Parker and Stone made the restaurant legendary among their global fan base when they featured it in a 2003 episode of their animated series and they have continued to highlight it over the years.

Kranefuss said the restaurant is a Denver-area institution and a rite of passage for local children that could see its draw as a tourist attraction expand to the legions of “South Park” fans. Its preservation and continuation are not only a big deal for the nearby neighborhood but also the larger metro area.

He expects the neighborhood will look much different 10 years from now, and that Casa Bonita will be part of that transformation.

“We are very enthusiastic about what is happening with Casa Bonita. Anything that reactivates the restaurant is a good thing for us,” adds William Marino, board chair of the 40 West Arts District. “Good things are happening on West Colfax. There is real momentum and we need it to continue.”

The arts district, established in 2011, has purchased a building in the parking lot next to Casa Bonita that once housed a Denver Drumstick Restaurant. The once-popular eatery, known for a model train that ran around the restaurant, has sat vacant for about 20 years, a symbol of the larger decline the neighborhood was suffering, Marino said.

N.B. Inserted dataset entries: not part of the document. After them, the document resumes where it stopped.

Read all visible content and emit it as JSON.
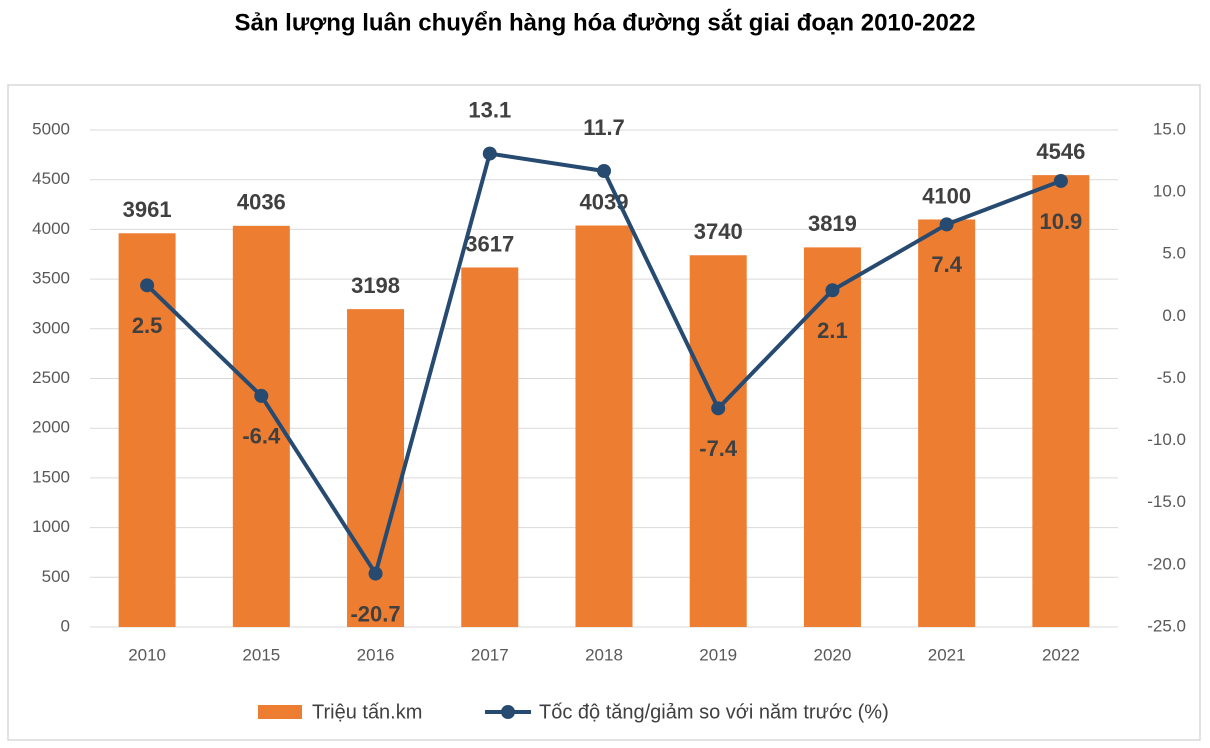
{
  "chart_data": {
    "type": "combo",
    "title": "Sản lượng luân chuyển hàng hóa đường sắt giai đoạn 2010-2022",
    "categories": [
      "2010",
      "2015",
      "2016",
      "2017",
      "2018",
      "2019",
      "2020",
      "2021",
      "2022"
    ],
    "series": [
      {
        "name": "Triệu tấn.km",
        "type": "bar",
        "color": "#ed7d31",
        "values": [
          3961,
          4036,
          3198,
          3617,
          4039,
          3740,
          3819,
          4100,
          4546
        ]
      },
      {
        "name": "Tốc độ tăng/giảm so với năm trước (%)",
        "type": "line",
        "axis": "y2",
        "color": "#264a70",
        "values": [
          2.5,
          -6.4,
          -20.7,
          13.1,
          11.7,
          -7.4,
          2.1,
          7.4,
          10.9
        ]
      }
    ],
    "ylim": [
      0,
      5000
    ],
    "yticks": [
      0,
      500,
      1000,
      1500,
      2000,
      2500,
      3000,
      3500,
      4000,
      4500,
      5000
    ],
    "y2lim": [
      -25,
      15
    ],
    "y2ticks": [
      {
        "value": -25,
        "label": "-25.0"
      },
      {
        "value": -20,
        "label": "-20.0"
      },
      {
        "value": -15,
        "label": "-15.0"
      },
      {
        "value": -10,
        "label": "-10.0"
      },
      {
        "value": -5,
        "label": "-5.0"
      },
      {
        "value": 0,
        "label": "0.0"
      },
      {
        "value": 5,
        "label": "5.0"
      },
      {
        "value": 10,
        "label": "10.0"
      },
      {
        "value": 15,
        "label": "15.0"
      }
    ],
    "grid": true,
    "legend": "bottom"
  }
}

One goal of buying the building is to provide permanent gallery space for area artists so they don’t get priced out as the neighborhood stages its comeback, avoiding a pattern seen in some of Denver’s one-time artist havens, Marino said.

Lamar Station Plaza, the strip mall that houses Casa Bonita with its distinctive pink stucco bell tower, saw its revitalization start when Broad Street Realty acquired the dilapidated JCRS shopping center in 2014 for $8 million. In the late 1800s, the Jewish Consumptive Relief Society or JCRS treated tuberculosis patients on that site.

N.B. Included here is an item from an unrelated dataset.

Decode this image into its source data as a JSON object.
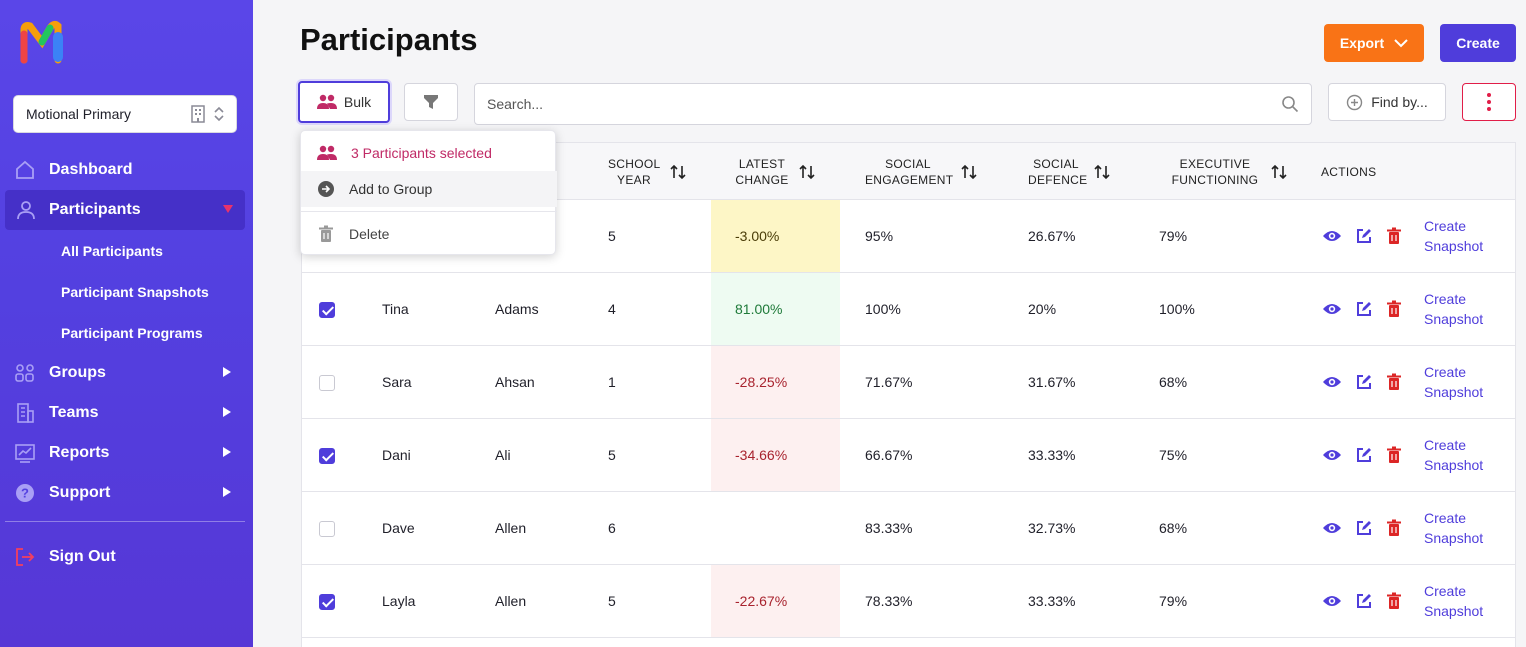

The shopping center, once limping along with a 30% vacancy rate, now houses a Planet Fitness and a Dutch Brothers, but also discount retailers and thrift stores catering to the area population.

“It is really about the redevelopment of commercial spaces. The general idea is to hold onto the funkiness of Colfax and the positive energy that comes with it,” said Robert Smith, Lakewood’s economic development director.

Lakewood has a total of 91 commercial and residential projects recently completed or underway, according to a development map the city maintains. Of that total, 38 were completed last year, 17 wrapped up this year and 15 residential projects and 12 commercial projects are currently underway.

Many of those projects are concentrated in the north end of the city, between the W light rail line and the Colfax corridor, which at one time served as the major connecting throughway for travelers driving between the Midwest and California and was filled with motels and eateries.

Once the wider and faster Interstate 70 to the north became the main highway, Colfax started to see more used car dealerships and pawnshops and vacant buildings.

Part of the challenge of redeveloping the area is that it was designed with setbacks and parking lots to accommodate a car culture. But the preference now is for denser and more walkable neighborhoods with amenities nearby.

“The West Colfax corridor is undergoing a renaissance,” Smith said, adding that the “South Park” purchase, which is awaiting approval in bankruptcy court, has done great things for marketing Casa Bonita. “Part of the value of that restaurant is that it has such a storied history. All parties involved want to maintain that legacy, augment and enhance it.”